'BEETLE' DE LUXE Meer informatie


    Standard Silhouette VOLKSWAGEN - 'BEETLE' DE LUXE - 1951

This early Volkswagen Beetle has the distinctive split rear window. In 1953 this was replaced with an oval window and later it became rectangular. The rest of the car effectively remained unchanged and for years the parts were interchangeable. This, together with the fact that the car was virtually indestructible, contributed to the enormous popularity of the Beetle. In 2003, when production ceased, this model achieved the highest production rate until that time, with a total output of 22 million cars.

Its ruggedness was due to the fact that the Beetle had already been tested extensively in difficult circumstances before and during World War II. It was used in different versions for military purposes.

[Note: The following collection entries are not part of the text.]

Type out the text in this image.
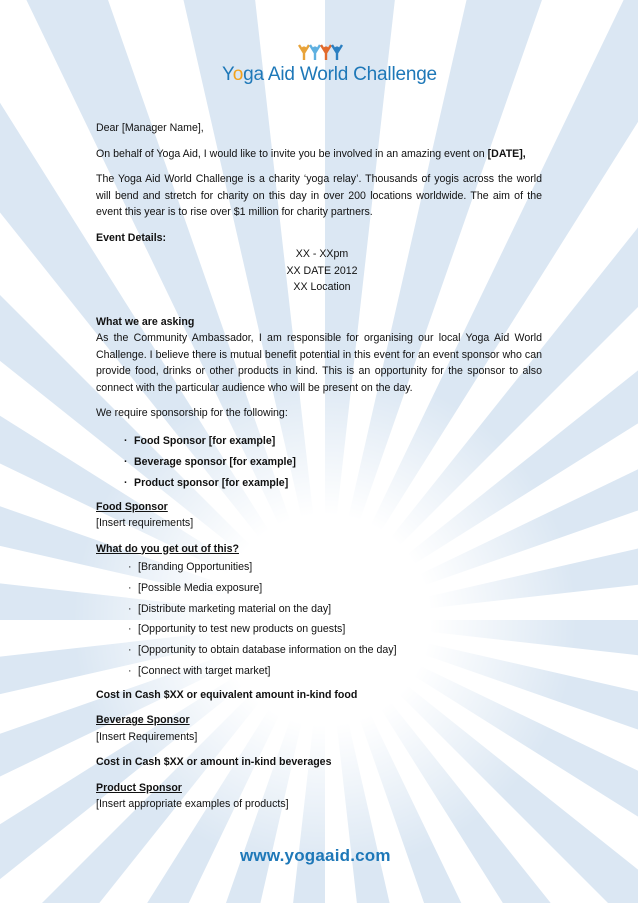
Yoga Aid World Challenge

Dear [Manager Name],

On behalf of Yoga Aid, I would like to invite you be involved in an amazing event on [DATE],

The Yoga Aid World Challenge is a charity ‘yoga relay’. Thousands of yogis across the world will bend and stretch for charity on this day in over 200 locations worldwide. The aim of the event this year is to rise over $1 million for charity partners.

Event Details:

XX - XXpm

XX DATE 2012

XX Location

What we are asking

As the Community Ambassador, I am responsible for organising our local Yoga Aid World Challenge. I believe there is mutual benefit potential in this event for an event sponsor who can provide food, drinks or other products in kind. This is an opportunity for the sponsor to also connect with the particular audience who will be present on the day.

We require sponsorship for the following:

· Food Sponsor [for example]
· Beverage sponsor [for example]
· Product sponsor [for example]

Food Sponsor

[Insert requirements]

What do you get out of this?

· [Branding Opportunities]
· [Possible Media exposure]
· [Distribute marketing material on the day]
· [Opportunity to test new products on guests]
· [Opportunity to obtain database information on the day]
· [Connect with target market]

Cost in Cash $XX or equivalent amount in-kind food

Beverage Sponsor

[Insert Requirements]

Cost in Cash $XX or amount in-kind beverages

Product Sponsor

[Insert appropriate examples of products]

www.yogaaid.com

The compact, air-cooled rear engine proved its worth in low as well as high temperatures; it did not freeze or overheat.

The Volkswagen, or ‘people's car’, was commissioned by Adolf Hitler and developed by Ferdinand Porsche. However, there is strong evidence that in fact it was not Porsche who developed the VW, but rather Josef Ganz, a Jewish engineer and automobile designer. Shortly after the start of World War II Ganz escaped from Germany and fled to Switzerland.

After the war, the Allies ensured the Beetle was made available to consumers, and in 1947 the Netherlands became the first country to import the Volkswagen. The millionth Beetle rolled off the production line in 1955.